To answer the first question, we shall explore the Unifrac distance (Lozupone et al. 2005), a phylogenetic distance based metric that is used to separate microbial communities according to groups. Existing approaches to detect differentially abundant microbes either discount the underlying compositional structure in the microbiome data or use inappropriate probability distributions including the multinomial and Dirichlet-Multinomial that may potentially increase false discovery rate. For the second question, we introduced a novel statistical framework called Analysis of Composition of Microbiomes (ANCOM, Mandal et al. 2015) that accounts for the underlying compositional structure in the data, and, unlike existing approaches, can compare the composition of microbiomes across populations. ANCOM makes no distributional assumptions, and is sufficiently general to enable easy adjustment for covariates. ANCOM also scales well to compare samples involving thousands of taxa. We shall illustrate these methodologies using publicly available microbial datasets in the human gut. In addition, we shall explore some of the recent developments in microbiome research and how these may be relevant in the case of Indian populations and related health problems.

Lecture Number: | 290 |

Title: | Control of compressible Navier-Stokes system |

Speaker: | Dr. Debanjana Mitra |

Affiliation: | Post Doctoral Fellow, Department of Mathematics, Virginia Tech, Blacksburg, USA |

Date: | 23rd January, 2017 (Monday) |

Time: | 4:00 PM |

Abstract: We consider the one dimensional compressible Navier-Stokes system near a constant steady state with the periodic boundary conditions. The linearized system around the constant steady state is a hyperbolic-parabolic coupled system. We discuss some of the properties of the linearized system and its spectrum. Next we study some controllability results of the system.

Lecture Number: | 289 |

Title: | Numerical Solution for a Transient Incompressible Viscous Fluid Flow in a Cavity |

Speaker: | Prof.
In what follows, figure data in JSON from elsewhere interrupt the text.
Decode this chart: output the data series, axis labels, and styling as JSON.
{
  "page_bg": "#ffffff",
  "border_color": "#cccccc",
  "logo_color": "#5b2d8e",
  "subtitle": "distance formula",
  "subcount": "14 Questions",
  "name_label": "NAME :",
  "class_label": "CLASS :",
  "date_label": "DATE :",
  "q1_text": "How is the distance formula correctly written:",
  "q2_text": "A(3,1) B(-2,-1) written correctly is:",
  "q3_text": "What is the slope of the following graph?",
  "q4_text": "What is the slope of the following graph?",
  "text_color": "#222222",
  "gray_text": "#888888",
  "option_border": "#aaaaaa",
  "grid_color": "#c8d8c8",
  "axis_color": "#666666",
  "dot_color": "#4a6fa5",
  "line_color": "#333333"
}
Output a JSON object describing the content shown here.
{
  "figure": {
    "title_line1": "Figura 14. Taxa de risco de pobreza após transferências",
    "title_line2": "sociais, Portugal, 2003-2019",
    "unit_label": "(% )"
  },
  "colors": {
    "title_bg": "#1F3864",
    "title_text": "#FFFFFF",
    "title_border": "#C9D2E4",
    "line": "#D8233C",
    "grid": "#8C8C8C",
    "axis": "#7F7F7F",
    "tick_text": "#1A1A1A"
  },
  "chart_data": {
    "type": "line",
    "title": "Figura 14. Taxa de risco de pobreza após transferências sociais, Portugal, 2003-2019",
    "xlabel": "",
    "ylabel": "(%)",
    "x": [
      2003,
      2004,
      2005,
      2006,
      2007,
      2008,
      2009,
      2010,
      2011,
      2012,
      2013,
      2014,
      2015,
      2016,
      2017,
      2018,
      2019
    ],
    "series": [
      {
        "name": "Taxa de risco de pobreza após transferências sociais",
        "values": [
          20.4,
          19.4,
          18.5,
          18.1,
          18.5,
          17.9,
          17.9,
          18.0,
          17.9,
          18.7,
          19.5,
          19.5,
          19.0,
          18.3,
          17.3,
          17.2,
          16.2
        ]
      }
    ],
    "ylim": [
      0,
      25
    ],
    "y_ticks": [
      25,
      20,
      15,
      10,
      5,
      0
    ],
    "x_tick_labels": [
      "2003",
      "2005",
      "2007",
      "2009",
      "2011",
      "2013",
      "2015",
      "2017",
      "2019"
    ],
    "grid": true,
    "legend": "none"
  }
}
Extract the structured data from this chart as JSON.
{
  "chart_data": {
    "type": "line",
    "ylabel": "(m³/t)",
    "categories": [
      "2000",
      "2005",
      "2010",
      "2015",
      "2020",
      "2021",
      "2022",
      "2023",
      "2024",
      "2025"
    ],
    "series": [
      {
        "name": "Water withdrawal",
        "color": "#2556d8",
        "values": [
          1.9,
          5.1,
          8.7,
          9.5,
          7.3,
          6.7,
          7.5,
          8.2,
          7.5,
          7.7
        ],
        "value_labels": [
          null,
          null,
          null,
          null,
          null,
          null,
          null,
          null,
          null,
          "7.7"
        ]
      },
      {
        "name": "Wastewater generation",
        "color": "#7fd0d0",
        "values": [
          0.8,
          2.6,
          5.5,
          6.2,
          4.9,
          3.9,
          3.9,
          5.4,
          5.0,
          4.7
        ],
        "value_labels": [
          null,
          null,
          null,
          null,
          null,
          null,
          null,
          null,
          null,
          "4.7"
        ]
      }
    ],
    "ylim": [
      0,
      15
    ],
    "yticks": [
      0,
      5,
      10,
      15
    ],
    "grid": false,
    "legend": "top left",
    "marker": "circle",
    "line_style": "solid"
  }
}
Dambaru Bhatta |

Affiliation: | Professor of Mathematics, School of Mathematical & Statistical Sciences, The University of Texas Rio Grande Valley, Edinburg, Texas |

Date: | 4th Jauary, 2017 (Wednesday) |

Time: | 11:30 AM |

Abstract: We consider time dependent flow for a Newtonian, viscous and incompressible fluid in a rectangular cavity. The governing system consists of the conservation of mass and momentum equations. The momentum equations considered here are linearization of the Navier-Stokes Equations. We derive the weak formulation for the governing system. Using the Galerkin method, we obtain matrix form at element level. The elements considered here are of Taylor-Hood type elements. Time dependency part is solved by using the Crank-Nicolson method. Numerical results for the velocity for a square cavity are presented.